The Soundbeam is an ultrasonic sensor which Antony controls by arm and hand movements, using MIDI (Music Input Digital Interface) to choose different instruments to fit in with the overall sound.
“These young musicians have a remarkable talent and we have been combining this technology with music to ensure we can bring their skills to the fore,” says Oliver Searle, a composition lecturer at the Royal Conservatoire of Scotland. “I have been working with the young people and Drake Music Scotland to make sure that the music I have written fits the technology and I have to say the results have been quite outstanding.”
Oliver Searle was commissioned by Drake Music Scotland to write a piece for an ensemble of young musicians including the three soloists with one stipulation – his music must exploit the creative potential of the innovative music technology.
As well as enabling the young players to display their musical talents to a worldwide audience, Oliver Searle’s piece – subtitled Microscopic Dances - shows how disabled musicians can be included in an ensemble and perform on an equal footing with their peers.

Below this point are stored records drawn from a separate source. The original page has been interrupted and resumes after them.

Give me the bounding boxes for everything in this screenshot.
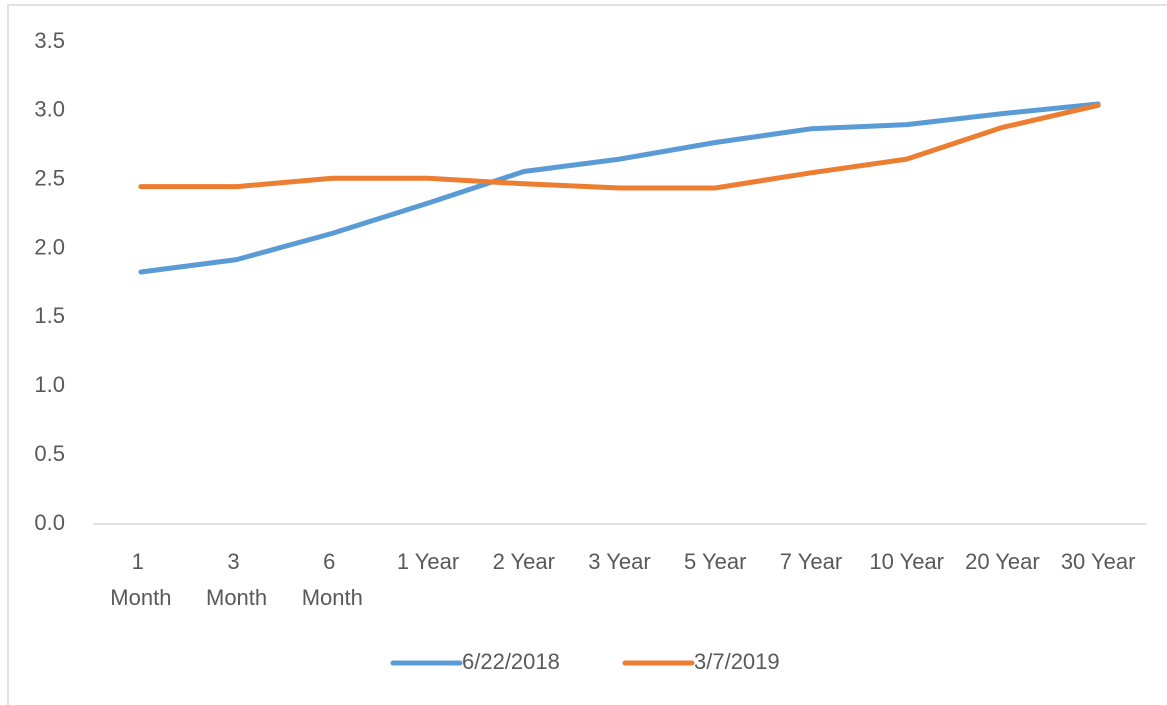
series-line	[138, 101, 1101, 275]
x-tick-label: 20 Year	[965, 549, 1040, 574]
x-tick-label: 10 Year	[869, 549, 944, 574]
legend-label: 3/7/2019	[694, 649, 780, 674]
x-tick-label: 5 Year	[684, 549, 746, 574]
x-tick-label: 30 Year	[1061, 549, 1136, 574]
y-tick-label: 2.5	[34, 166, 65, 191]
x-tick-label: 1 Year	[397, 549, 459, 574]
legend-label: 6/22/2018	[462, 649, 560, 674]
x-tick-label: 7 Year	[780, 549, 842, 574]
chart-frame	[7, 4, 1167, 705]
y-tick-label: 1.0	[34, 372, 65, 397]
y-tick-label: 1.5	[34, 303, 65, 328]
x-tick-label: 2 Year	[493, 549, 555, 574]
x-tick-label: 3 Month	[206, 549, 267, 610]
y-tick-label: 3.0	[34, 97, 65, 122]
x-tick-label: 3 Year	[588, 549, 650, 574]
y-tick-label: 3.5	[34, 28, 65, 53]
x-tick-label: 6 Month	[302, 549, 363, 610]
y-tick-label: 2.0	[34, 234, 65, 259]
y-tick-label: 0.0	[34, 510, 65, 535]
x-tick-label: 1 Month	[110, 549, 171, 610]
series-line	[138, 102, 1101, 191]
y-tick-label: 0.5	[34, 441, 65, 466]
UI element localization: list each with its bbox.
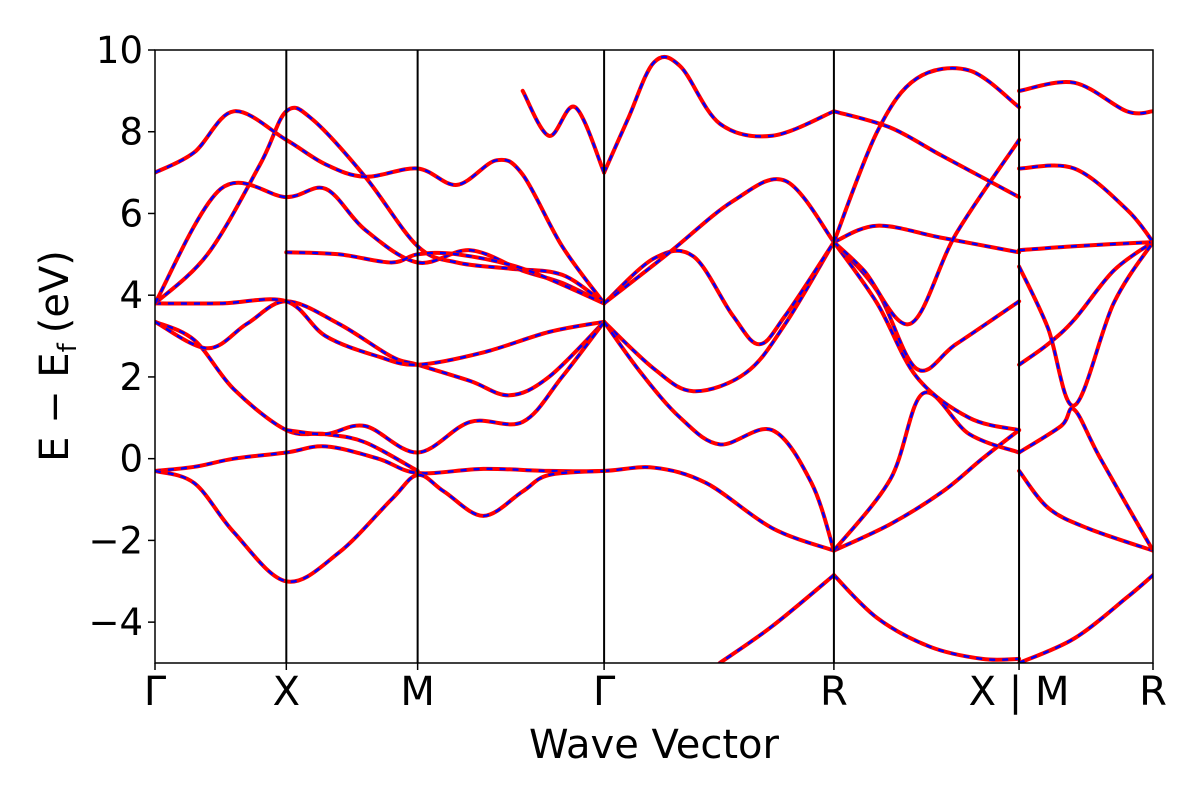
x-tick-label-3: Γ [593, 669, 616, 715]
symmetry-point-lines [285, 50, 1021, 663]
band-line-overlay-20 [833, 224, 1020, 254]
band-line-overlay-6 [155, 110, 606, 305]
y-tick-label-6: 8 [119, 111, 143, 154]
band-line-overlay-13 [603, 178, 835, 305]
band-line-overlay-30 [1019, 240, 1153, 252]
band-line-overlay-22 [832, 67, 1020, 243]
svg-text:E − Ef(eV): E − Ef (eV) [32, 250, 83, 462]
band-line-overlay-19 [833, 241, 1020, 372]
x-tick-label-5: X | M [969, 669, 1070, 715]
band-line-overlay-12 [603, 241, 835, 346]
x-tick-label-1: X [273, 669, 300, 715]
band-line-3 [155, 299, 607, 398]
band-line-overlay-15 [521, 90, 606, 174]
band-line-overlay-3 [155, 300, 605, 397]
band-line-overlay-17 [832, 391, 1020, 552]
x-axis-label: Wave Vector [529, 722, 780, 768]
band-line-14 [602, 54, 836, 175]
band-line-overlay-10 [603, 241, 835, 393]
band-line-31 [1017, 163, 1153, 245]
band-line-19 [831, 240, 1022, 373]
band-line-15 [520, 88, 607, 175]
x-tick-label-0: Γ [144, 669, 167, 715]
y-axis-label: E − Ef (eV) [32, 250, 83, 462]
y-tick-label-7: 10 [96, 29, 143, 72]
band-line-overlay-26 [1018, 470, 1153, 552]
band-line-overlay-0 [155, 445, 835, 552]
band-line-overlay-23 [833, 110, 1020, 199]
y-tick-label-5: 6 [119, 192, 143, 235]
band-line-4 [155, 297, 607, 367]
y-axis-label-subscript: f [53, 342, 83, 352]
y-axis-ticks: −4 −2 0 2 4 6 8 10 [88, 29, 155, 644]
band-line-28 [1017, 240, 1153, 367]
band-line-overlay-21 [833, 139, 1021, 326]
band-line-29 [1017, 240, 1153, 408]
band-line-overlay-9 [286, 251, 605, 305]
band-line-23 [831, 109, 1022, 200]
band-line-overlay-18 [832, 241, 1020, 432]
y-tick-label-4: 4 [119, 274, 143, 317]
y-tick-label-3: 2 [119, 356, 143, 399]
band-line-33 [1017, 573, 1153, 663]
band-line-16 [831, 428, 1022, 553]
band-lines [155, 54, 1153, 663]
x-axis-labels: Γ X M Γ R X | M R [144, 663, 1167, 715]
x-tick-label-4: R [820, 669, 848, 715]
band-line-overlay-4 [155, 298, 605, 366]
band-line-13 [602, 177, 836, 306]
band-line-overlay-24 [833, 574, 1020, 662]
x-tick-label-6: R [1139, 669, 1167, 715]
y-axis-label-main: E − E [32, 352, 78, 462]
band-line-overlay-27 [1018, 407, 1153, 552]
band-line-overlay-11 [603, 321, 836, 551]
band-line-overlay-1 [155, 469, 605, 583]
band-line-24 [831, 573, 1022, 662]
y-axis-label-unit: (eV) [32, 250, 78, 333]
y-tick-label-2: 0 [119, 438, 143, 481]
band-line-overlay-31 [1019, 164, 1153, 243]
band-line-overlay-25 [719, 574, 835, 663]
band-line-overlay-16 [833, 429, 1020, 552]
x-tick-label-2: M [400, 669, 435, 715]
band-line-overlay-8 [286, 321, 606, 454]
plot-frame [154, 49, 1154, 664]
band-line-25 [717, 573, 836, 663]
band-line-1 [155, 468, 607, 584]
band-line-overlay-14 [603, 55, 835, 174]
band-line-22 [831, 66, 1022, 245]
y-tick-label-0: −4 [88, 601, 143, 644]
band-line-26 [1017, 468, 1153, 553]
band-line-overlay-32 [1018, 80, 1153, 115]
band-line-overlay-33 [1018, 574, 1153, 663]
band-line-0 [155, 444, 836, 553]
band-line-17 [831, 390, 1022, 553]
y-tick-label-1: −2 [88, 519, 143, 562]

Oliver’s inspiration for the piece came about as he observed the way musicians actually produce and control musical sounds.
“These tiny movements and processes, many of which are only barely noticeable, or often completely invisible to the human eye, seem to me to be a number of microscopic dances between our neural processes and motor skills,” added Oliver.
As a result, Oliver Searle came up with Microscopic Dances which includes a series of movements, each reflecting the almost undetectable movements of the musicians.
The unique repertoire includes an Invisible Fandango, Secluded Charleston, Atomic Jive, Secret Cakewalk, Portable Polka, Concealed Reel, Veiled Sarabande and a Clandestine Waltz .
Pete Sparkes, Artistic Director of Drake Music Scotland added:
“Technophonia presents a fantastic opportunity for Drake Music Scotland to bring together young musicians for a series of exciting performances as part of the Cultural Olympiad. Working with talented young musicians, a leading Scottish composer, and brilliant technology, we are creating new repertoire for a unique ensemble.”